黑山的晨雾裹着松针的清苦气漫进院时,辞玖正蹲在廊下捡玉兰花瓣。指尖刚触到片粉白的瓣儿,就被另一双手轻轻按住——暮珩不知何时站在他身后,墨色衣袍的下摆扫过青石板,带起细尘,指尖的温度透过花瓣渗过来,烫得辞玖指尖微蜷。

“捡这么多做什么?”暮珩的声音压得低,像怕惊散了雾,指腹在他手背轻轻碾了碾,把那片花瓣卷到自己掌心,“想填进枕芯里?”

辞玖仰头看他,晨光正落在他眉骨上,把平时冷冽的轮廓描得柔和了些,睫毛上沾的雾珠像碎星,眨一下就落进眼底。他刚来时总怕这双眼睛,觉得里面盛着山涧的冰,如今却看不够——尤其是此刻,那冰似化了些,漾着点说不清的暖。

“话本里说,花瓣能腌成香膏。”辞玖把手里的花瓣拢进竹篮,指尖碰到他垂在身侧的手,像被烫到似的缩了缩,却被暮珩反手攥住。他的掌心总带着点草木的暖意,和黑山的冷雾截然不同,指腹摩挲着他指节的薄茧——那是练剑磨的,他却每天记得涂药膏,连茧子的形状都摸熟了。

“哦?”暮珩弯腰,凑近时妖气的清香漫过来,混着他发间的雾湿气,“那得选最完整的。”他挑出片莹白的花瓣,往辞玖鼻尖轻扫了下,看着他痒得偏头,低笑出声,“比如这片——像极了你昨晚蜷在我怀里时,蹭我颈窝的样子。”

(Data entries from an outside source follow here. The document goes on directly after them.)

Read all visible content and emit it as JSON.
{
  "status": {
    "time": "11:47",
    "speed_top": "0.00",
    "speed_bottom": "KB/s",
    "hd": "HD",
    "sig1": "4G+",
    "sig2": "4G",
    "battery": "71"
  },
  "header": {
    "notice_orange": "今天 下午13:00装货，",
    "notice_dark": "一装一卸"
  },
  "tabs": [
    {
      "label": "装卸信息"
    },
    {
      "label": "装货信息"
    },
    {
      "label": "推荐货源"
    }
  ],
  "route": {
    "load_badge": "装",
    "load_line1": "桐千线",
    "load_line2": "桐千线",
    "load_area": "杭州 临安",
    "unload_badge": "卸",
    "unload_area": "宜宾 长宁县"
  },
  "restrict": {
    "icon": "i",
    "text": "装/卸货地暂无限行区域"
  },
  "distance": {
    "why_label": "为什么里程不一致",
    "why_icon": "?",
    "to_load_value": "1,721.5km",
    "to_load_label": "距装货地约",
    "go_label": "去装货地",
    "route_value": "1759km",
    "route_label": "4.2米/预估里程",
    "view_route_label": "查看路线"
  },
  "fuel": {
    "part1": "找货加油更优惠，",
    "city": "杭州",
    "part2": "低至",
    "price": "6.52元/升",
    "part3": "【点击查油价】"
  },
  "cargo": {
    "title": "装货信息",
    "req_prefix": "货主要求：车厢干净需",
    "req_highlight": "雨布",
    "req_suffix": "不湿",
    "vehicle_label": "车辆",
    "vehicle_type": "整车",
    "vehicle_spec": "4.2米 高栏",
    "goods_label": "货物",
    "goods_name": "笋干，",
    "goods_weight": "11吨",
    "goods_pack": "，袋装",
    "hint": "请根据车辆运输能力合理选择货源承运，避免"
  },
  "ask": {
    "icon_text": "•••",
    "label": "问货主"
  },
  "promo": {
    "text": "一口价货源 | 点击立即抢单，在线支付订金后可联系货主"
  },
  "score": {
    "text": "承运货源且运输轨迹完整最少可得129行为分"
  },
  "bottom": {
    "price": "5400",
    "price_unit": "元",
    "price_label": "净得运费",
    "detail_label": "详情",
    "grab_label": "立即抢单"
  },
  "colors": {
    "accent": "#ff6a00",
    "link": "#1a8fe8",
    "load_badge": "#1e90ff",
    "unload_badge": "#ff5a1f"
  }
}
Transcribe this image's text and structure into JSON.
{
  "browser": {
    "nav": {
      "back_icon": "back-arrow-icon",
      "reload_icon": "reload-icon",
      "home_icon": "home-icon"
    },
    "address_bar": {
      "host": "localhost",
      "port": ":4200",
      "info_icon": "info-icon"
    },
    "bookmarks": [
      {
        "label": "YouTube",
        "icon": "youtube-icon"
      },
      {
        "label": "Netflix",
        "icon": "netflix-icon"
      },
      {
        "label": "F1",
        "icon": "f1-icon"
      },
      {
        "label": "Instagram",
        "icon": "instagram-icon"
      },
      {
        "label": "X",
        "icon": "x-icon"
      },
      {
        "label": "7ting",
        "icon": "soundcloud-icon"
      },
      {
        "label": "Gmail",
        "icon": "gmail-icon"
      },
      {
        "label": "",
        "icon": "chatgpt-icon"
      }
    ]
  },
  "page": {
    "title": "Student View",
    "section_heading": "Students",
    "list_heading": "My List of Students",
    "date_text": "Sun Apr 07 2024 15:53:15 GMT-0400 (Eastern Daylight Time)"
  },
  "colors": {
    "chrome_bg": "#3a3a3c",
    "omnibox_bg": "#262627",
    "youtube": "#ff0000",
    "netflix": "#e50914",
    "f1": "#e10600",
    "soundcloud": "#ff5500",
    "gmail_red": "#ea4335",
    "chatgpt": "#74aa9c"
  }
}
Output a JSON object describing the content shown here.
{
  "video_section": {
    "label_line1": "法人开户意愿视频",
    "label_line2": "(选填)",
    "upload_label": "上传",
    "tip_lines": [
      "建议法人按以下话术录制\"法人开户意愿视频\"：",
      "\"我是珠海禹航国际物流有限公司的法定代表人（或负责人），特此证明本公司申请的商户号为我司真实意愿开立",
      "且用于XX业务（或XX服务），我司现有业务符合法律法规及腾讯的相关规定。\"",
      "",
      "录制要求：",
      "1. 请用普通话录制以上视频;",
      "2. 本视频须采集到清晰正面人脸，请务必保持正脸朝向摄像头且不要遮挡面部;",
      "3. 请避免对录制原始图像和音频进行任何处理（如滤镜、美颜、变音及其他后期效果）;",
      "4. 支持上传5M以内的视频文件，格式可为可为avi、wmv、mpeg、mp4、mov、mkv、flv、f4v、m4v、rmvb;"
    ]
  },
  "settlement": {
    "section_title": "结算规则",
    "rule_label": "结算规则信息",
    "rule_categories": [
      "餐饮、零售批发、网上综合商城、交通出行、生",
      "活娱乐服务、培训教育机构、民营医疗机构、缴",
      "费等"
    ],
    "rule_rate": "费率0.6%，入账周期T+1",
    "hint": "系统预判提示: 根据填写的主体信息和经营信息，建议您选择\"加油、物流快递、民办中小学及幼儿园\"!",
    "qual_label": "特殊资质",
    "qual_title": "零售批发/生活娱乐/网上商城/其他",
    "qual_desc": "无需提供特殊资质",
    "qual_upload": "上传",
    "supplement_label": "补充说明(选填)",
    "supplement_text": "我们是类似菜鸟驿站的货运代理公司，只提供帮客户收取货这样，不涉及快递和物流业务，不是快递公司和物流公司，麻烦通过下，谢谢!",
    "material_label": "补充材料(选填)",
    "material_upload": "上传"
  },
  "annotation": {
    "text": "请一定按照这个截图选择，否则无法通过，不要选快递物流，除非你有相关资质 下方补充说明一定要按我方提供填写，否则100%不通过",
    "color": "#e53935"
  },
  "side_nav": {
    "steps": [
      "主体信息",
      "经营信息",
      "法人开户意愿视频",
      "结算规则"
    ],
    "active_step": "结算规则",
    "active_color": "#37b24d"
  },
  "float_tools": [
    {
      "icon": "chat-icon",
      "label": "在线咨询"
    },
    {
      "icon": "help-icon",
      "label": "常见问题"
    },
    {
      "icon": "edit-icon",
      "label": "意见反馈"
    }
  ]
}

辞玖的耳尖“腾”地红透,挣开他的手往院外走,却被拉住手腕往回带了带。后背撞进个温热的怀抱,暮珩的气息从颈侧漫过来,带着点刻意的侵略性:“跑什么?”他指尖勾住辞玖的腰带,慢悠悠系了个结,指腹擦过腰侧时故意顿了顿,“昨天练剑时,剑气偏了半寸,是不是又走神想别的事了?”

“没有。”辞玖的声音发紧,能感觉到他贴在后背的胸膛微微起伏,连心跳都听得见。他确实走神了——当时看见暮珩站在玉兰树下,晨光穿过他发梢,忽然就忘了收势,剑穗扫过脸颊时,竟觉得比平时暖。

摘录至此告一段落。